Beragam Sebab Program JKN Alami Defisit
Terbaru

Beragam Sebab Program JKN Alami Defisit

Mulai dari kebijakan, operasional/tata kelola manajemen klaim, hingga ketidakpatuhan peserta dalam membayar iuran.

Ady Thea DA
Bacaan 3 Menit
Salah satu kantor layanan BPJS Kesehatan. Foto: Hol
Salah satu kantor layanan BPJS Kesehatan. Foto: Hol

Menjalankan program jaminan sosial sebagaimana mandat konstitusi ternyata tidak mudah. Ada banyak tantangan yang dihadapi badan penyelengara jaminan sosial (BPJS) dalam melaksanakan program jaminan sosial antara lain program Jaminan Kesehatan Nasional (JKN) yang diselenggarakan BPJS Kesehatan sejak 2014 lalu.

Persoalan yang kerap dihadapi BPJS Kesehatan dalam mengelola program JKN, salah satunya seperti ketidakseimbangan antara besaran pemasukan dan pengeluaran iuran/biaya layanan kesehatan.
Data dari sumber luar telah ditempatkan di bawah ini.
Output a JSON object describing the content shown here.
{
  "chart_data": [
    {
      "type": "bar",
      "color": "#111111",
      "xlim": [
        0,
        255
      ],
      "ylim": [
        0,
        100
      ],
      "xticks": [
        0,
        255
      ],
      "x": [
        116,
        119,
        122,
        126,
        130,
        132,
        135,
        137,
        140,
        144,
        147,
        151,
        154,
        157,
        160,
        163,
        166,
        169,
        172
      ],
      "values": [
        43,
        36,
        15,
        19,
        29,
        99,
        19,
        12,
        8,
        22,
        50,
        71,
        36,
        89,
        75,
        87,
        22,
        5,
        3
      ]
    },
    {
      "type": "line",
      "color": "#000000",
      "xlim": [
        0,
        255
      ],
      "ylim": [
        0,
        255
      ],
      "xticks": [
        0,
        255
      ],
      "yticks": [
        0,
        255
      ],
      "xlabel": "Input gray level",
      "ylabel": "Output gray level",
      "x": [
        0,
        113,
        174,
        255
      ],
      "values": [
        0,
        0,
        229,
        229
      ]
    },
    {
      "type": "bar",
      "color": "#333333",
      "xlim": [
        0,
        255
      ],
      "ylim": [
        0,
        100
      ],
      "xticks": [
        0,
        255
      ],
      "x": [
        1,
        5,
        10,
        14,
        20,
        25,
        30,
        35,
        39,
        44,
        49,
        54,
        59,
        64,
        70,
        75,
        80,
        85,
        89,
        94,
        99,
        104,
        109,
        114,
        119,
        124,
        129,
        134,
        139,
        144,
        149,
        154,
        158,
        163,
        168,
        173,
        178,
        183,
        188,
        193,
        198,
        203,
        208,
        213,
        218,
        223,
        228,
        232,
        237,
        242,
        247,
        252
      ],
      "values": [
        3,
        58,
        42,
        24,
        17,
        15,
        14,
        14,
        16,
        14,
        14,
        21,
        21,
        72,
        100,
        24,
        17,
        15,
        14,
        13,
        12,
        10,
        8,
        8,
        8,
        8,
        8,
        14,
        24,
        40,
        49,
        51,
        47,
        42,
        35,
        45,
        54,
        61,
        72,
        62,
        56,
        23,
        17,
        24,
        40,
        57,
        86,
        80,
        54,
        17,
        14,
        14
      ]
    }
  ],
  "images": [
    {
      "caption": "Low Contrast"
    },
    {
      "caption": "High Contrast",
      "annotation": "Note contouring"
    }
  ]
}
Pembiayaan program ini lebih banyak pengeluaran ketimbang pemasukan yang menyebabkan JKN kerap menghadapi persoalan defisit.

Anggota DJSN, Asih Eka Putri, menilai defisit yang dialami program JKN sudah diprediksi sejak awal program ini berjalan. Dia mencatat setidaknya ada 3 hal yang menjadi sebab program JKN kerap mengalami defisit. Pertama, terkait kebijakan yang dipilih pemerintah dimana besaran iuran yang ditetapkan di bawah perhitungan aktuaria. Akibatnya, pemasukan yang diterima BPJS Kesehatan tidak mampu memenuhi belanja program JKN.
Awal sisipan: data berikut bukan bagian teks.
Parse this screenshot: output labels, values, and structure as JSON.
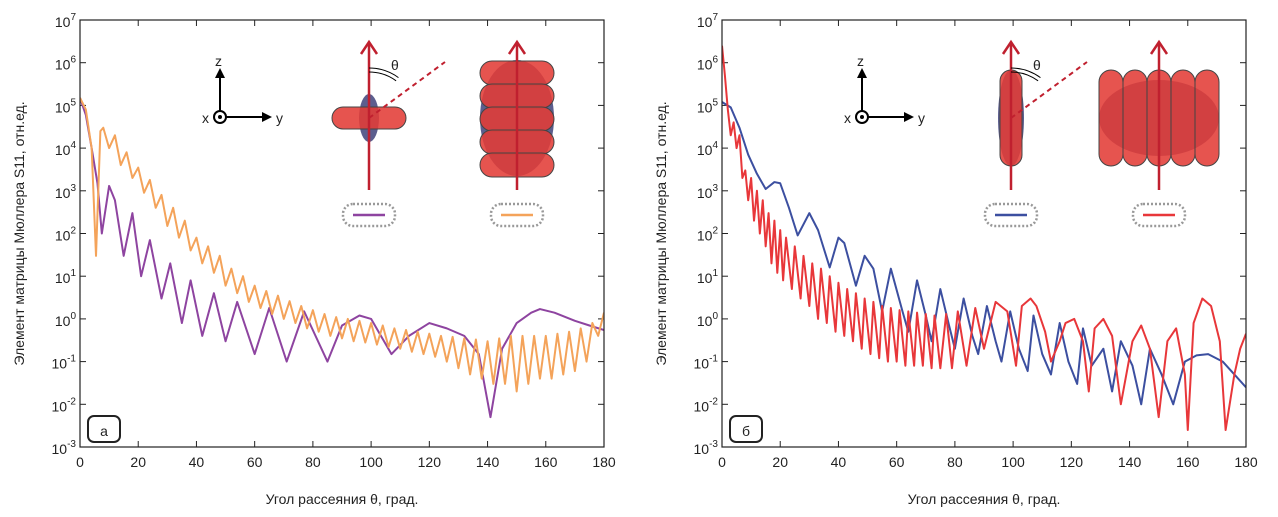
{
  "chart_data": [
    {
      "type": "line",
      "panel_label": "а",
      "xlabel": "Угол рассеяния θ, град.",
      "ylabel": "Элемент матрицы Мюллера S11, отн.ед.",
      "inset_axis_labels": [
        "x",
        "y",
        "z"
      ],
      "angle_label": "θ",
      "log_scale": true,
      "grid": false,
      "xlim": [
        0,
        180
      ],
      "xticks": [
        0,
        20,
        40,
        60,
        80,
        100,
        120,
        140,
        160,
        180
      ],
      "ylim": [
        0.001,
        10000000
      ],
      "yticks": [
        {
          "value": 0.001,
          "label": "10^-3"
        },
        {
          "value": 0.01,
          "label": "10^-2"
        },
        {
          "value": 0.1,
          "label": "10^-1"
        },
        {
          "value": 1,
          "label": "10^0"
        },
        {
          "value": 10,
          "label": "10^1"
        },
        {
          "value": 100,
          "label": "10^2"
        },
        {
          "value": 1000,
          "label": "10^3"
        },
        {
          "value": 10000,
          "label": "10^4"
        },
        {
          "value": 100000,
          "label": "10^5"
        },
        {
          "value": 1000000,
          "label": "10^6"
        },
        {
          "value": 10000000,
          "label": "10^7"
        }
      ],
      "series": [
        {
          "color": "#8e44a0",
          "x": [
            0,
            2,
            4,
            6,
            7.5,
            10,
            12,
            15,
            18,
            21,
            24,
            28,
            31,
            35,
            38,
            42,
            46,
            50,
            54,
            60,
            65,
            71,
            77,
            85,
            90,
            96,
            100,
            107,
            113,
            120,
            126,
            132,
            137,
            141,
            145,
            150,
            155,
            158,
            163,
            170,
            175,
            180
          ],
          "values": [
            150000.0,
            60000.0,
            10000.0,
            1500.0,
            100.0,
            1300.0,
            600.0,
            30.0,
            300.0,
            10.0,
            70.0,
            3,
            20.0,
            0.8,
            8,
            0.4,
            4,
            0.3,
            2.5,
            0.15,
            1.8,
            0.1,
            1.5,
            0.1,
            0.7,
            1.2,
            1,
            0.15,
            0.4,
            0.8,
            0.6,
            0.4,
            0.15,
            0.005,
            0.2,
            0.8,
            1.4,
            1.7,
            1.4,
            0.9,
            0.7,
            0.55
          ]
        },
        {
          "color": "#f4a35a",
          "x": [
            0,
            2,
            4,
            5.5,
            7,
            8,
            10,
            12,
            14,
            16,
            18,
            20,
            22,
            24,
            26,
            28,
            30,
            32,
            34,
            36,
            38,
            40,
            42,
            44,
            46,
            48,
            50,
            52,
            54,
            56,
            58,
            60,
            62,
            64,
            66,
            68,
            70,
            72,
            74,
            76,
            78,
            80,
            82,
            84,
            86,
            88,
            90,
            92,
            94,
            96,
            98,
            100,
            102,
            104,
            106,
            108,
            110,
            112,
            114,
            116,
            118,
            120,
            122,
            124,
            126,
            128,
            130,
            132,
            134,
            136,
            138,
            140,
            142,
            144,
            146,
            148,
            150,
            152,
            154,
            156,
            158,
            160,
            162,
            164,
            166,
            168,
            170,
            172,
            174,
            176,
            178,
            180
          ],
          "values": [
            150000.0,
            80000.0,
            10000.0,
            30.0,
            25000.0,
            30000.0,
            10000.0,
            20000.0,
            4000.0,
            8000.0,
            2000.0,
            3500.0,
            900.0,
            1800.0,
            400.0,
            800.0,
            150.0,
            400.0,
            80.0,
            200.0,
            40.0,
            80.0,
            20.0,
            50.0,
            12.0,
            30.0,
            6,
            15.0,
            4,
            10.0,
            2.5,
            6,
            1.8,
            4.5,
            1.3,
            3.5,
            1,
            2.6,
            0.8,
            2,
            0.6,
            1.6,
            0.5,
            1.3,
            0.4,
            1.1,
            0.35,
            1,
            0.3,
            0.9,
            0.28,
            0.8,
            0.25,
            0.7,
            0.22,
            0.6,
            0.2,
            0.55,
            0.17,
            0.5,
            0.15,
            0.45,
            0.13,
            0.4,
            0.1,
            0.38,
            0.07,
            0.35,
            0.05,
            0.33,
            0.04,
            0.3,
            0.03,
            0.35,
            0.03,
            0.4,
            0.02,
            0.4,
            0.03,
            0.4,
            0.04,
            0.4,
            0.04,
            0.45,
            0.05,
            0.5,
            0.06,
            0.6,
            0.1,
            0.8,
            0.4,
            1.4
          ]
        }
      ]
    },
    {
      "type": "line",
      "panel_label": "б",
      "xlabel": "Угол рассеяния θ, град.",
      "ylabel": "Элемент матрицы Мюллера S11, отн.ед.",
      "inset_axis_labels": [
        "x",
        "y",
        "z"
      ],
      "angle_label": "θ",
      "log_scale": true,
      "grid": false,
      "xlim": [
        0,
        180
      ],
      "xticks": [
        0,
        20,
        40,
        60,
        80,
        100,
        120,
        140,
        160,
        180
      ],
      "ylim": [
        0.001,
        10000000
      ],
      "yticks": [
        {
          "value": 0.001,
          "label": "10^-3"
        },
        {
          "value": 0.01,
          "label": "10^-2"
        },
        {
          "value": 0.1,
          "label": "10^-1"
        },
        {
          "value": 1,
          "label": "10^0"
        },
        {
          "value": 10,
          "label": "10^1"
        },
        {
          "value": 100,
          "label": "10^2"
        },
        {
          "value": 1000,
          "label": "10^3"
        },
        {
          "value": 10000,
          "label": "10^4"
        },
        {
          "value": 100000,
          "label": "10^5"
        },
        {
          "value": 1000000,
          "label": "10^6"
        },
        {
          "value": 10000000,
          "label": "10^7"
        }
      ],
      "series": [
        {
          "color": "#3c4fa0",
          "x": [
            0,
            3,
            6,
            9,
            12,
            15,
            18,
            20,
            23,
            26,
            30,
            33,
            37,
            40,
            42,
            46,
            49,
            52,
            55,
            58,
            62,
            64,
            67,
            70,
            72,
            75,
            78,
            80,
            83,
            86,
            88,
            91,
            94,
            96,
            99,
            102,
            105,
            107,
            110,
            113,
            116,
            119,
            122,
            124,
            127,
            131,
            134,
            137,
            141,
            144,
            147,
            151,
            155,
            159,
            163,
            167,
            172,
            176,
            180
          ],
          "values": [
            120000.0,
            90000.0,
            30000.0,
            7000.0,
            2500.0,
            1100.0,
            1600.0,
            1500.0,
            400.0,
            90.0,
            300.0,
            120.0,
            16.0,
            80.0,
            60.0,
            6,
            30.0,
            15.0,
            1.5,
            15.0,
            1.5,
            0.5,
            8,
            1.2,
            0.3,
            5,
            0.7,
            0.2,
            3,
            0.4,
            0.15,
            2,
            0.3,
            0.1,
            1.5,
            0.2,
            0.06,
            1.2,
            0.15,
            0.05,
            0.8,
            0.1,
            0.03,
            0.6,
            0.08,
            0.2,
            0.02,
            0.3,
            0.08,
            0.01,
            0.2,
            0.05,
            0.01,
            0.1,
            0.14,
            0.15,
            0.1,
            0.05,
            0.025
          ]
        },
        {
          "color": "#e8373a",
          "x": [
            0,
            1,
            2,
            3,
            4,
            5,
            6,
            7,
            8,
            9,
            10,
            11,
            12,
            13,
            14,
            15,
            16,
            17,
            18,
            19,
            20,
            21,
            22,
            24,
            25,
            27,
            28,
            30,
            31,
            33,
            34,
            36,
            37,
            39,
            40,
            42,
            43,
            45,
            46,
            48,
            49,
            51,
            52,
            54,
            55,
            57,
            58,
            60,
            61,
            63,
            64,
            66,
            67,
            69,
            70,
            72,
            73,
            75,
            77,
            79,
            81,
            84,
            87,
            90,
            94,
            98,
            101,
            103,
            106,
            108,
            111,
            113,
            116,
            118,
            121,
            124,
            126,
            128,
            131,
            134,
            137,
            141,
            144,
            147,
            150,
            153,
            156,
            159,
            160,
            162,
            165,
            168,
            171,
            173,
            176,
            178,
            180
          ],
          "values": [
            2500000.0,
            500000.0,
            80000.0,
            20000.0,
            40000.0,
            10000.0,
            20000.0,
            2000.0,
            3000.0,
            600.0,
            2000.0,
            200.0,
            1000.0,
            100.0,
            600.0,
            50.0,
            300.0,
            20.0,
            200.0,
            12.0,
            120.0,
            8,
            80.0,
            5,
            50.0,
            3,
            30.0,
            2,
            20.0,
            1,
            15.0,
            0.8,
            10.0,
            0.5,
            7,
            0.4,
            5,
            0.3,
            4,
            0.2,
            3,
            0.15,
            2.5,
            0.12,
            2,
            0.1,
            1.8,
            0.1,
            1.6,
            0.08,
            1.5,
            0.08,
            1.4,
            0.08,
            1.3,
            0.07,
            1.2,
            0.07,
            1.3,
            0.07,
            1.5,
            0.08,
            1.8,
            0.2,
            2.5,
            1.5,
            0.08,
            2,
            3,
            2,
            0.5,
            0.1,
            0.3,
            0.8,
            1,
            0.3,
            0.02,
            0.6,
            1,
            0.4,
            0.01,
            0.3,
            0.7,
            0.2,
            0.005,
            0.3,
            0.6,
            0.05,
            0.0025,
            0.8,
            3,
            2,
            0.3,
            0.0025,
            0.05,
            0.2,
            0.45
          ]
        }
      ]
    }
  ]
}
“Iuran yang ditetapkan besarannya di bawah perhitungan atau proyeksi yang disusun DJSN,” kata Asih dalam webinar bertema “Keadilan dalam Pembiayaan Kesehatan, Kamis (21/10/2021) lalu. (Baca Juga: DJSN: Ada 7 Capaian dan Tantangan Program JKN)  

Kedua, operasional BPJS Kesehatan dalam mengumpulkan iuran. Asih melihat hal ini terkait kedewasaan lembaga BPJS Kesehatan dalam mengumpulkan iuran JKN. Mengingat kondisi geografis yang beragam serta kemampuan finansial penduduk yang variatif, tergolong menyulitkan BPJS Kesehatan dalam menarik iuran peserta. “Ada juga persoalan dimana perusahaan hanya mendaftarkan sebagian pekerjanya sebagai peserta BPJS Kesehatan.”

Ketiga, kepatuhan peserta dalam membayar iuran. Menurut Asih, masih ada peserta yang belum rutin menunaikan kewajiban membayar iuran. Penegakan hukum yang dilakukan selama ini belum represif karena masih dalam tahap edukasi dan sosialisasi program jaminan sosial.

Guna menyikapi persoalan itu, Asih menegaskan upaya yang perlu dilakukan untuk mengatasi masalah defisit JKN yakni dengan menggunakan dana kontingensi sebagaimana dimandatkan UU No.40 Tahun 2004 tentang Sistem Jaminan Sosial Nasional (UU SJSN). “Persoalan defisit ini jangan dialamatkan pada fasilitas kesehatan, misalnya dengan menggunakan instrumen Supply Chain Financing (SCF). Instrumen itu lebih tepat digunakan dalam urusan bisnis biasa, bukan untuk mekanisme program jaminan sosial.”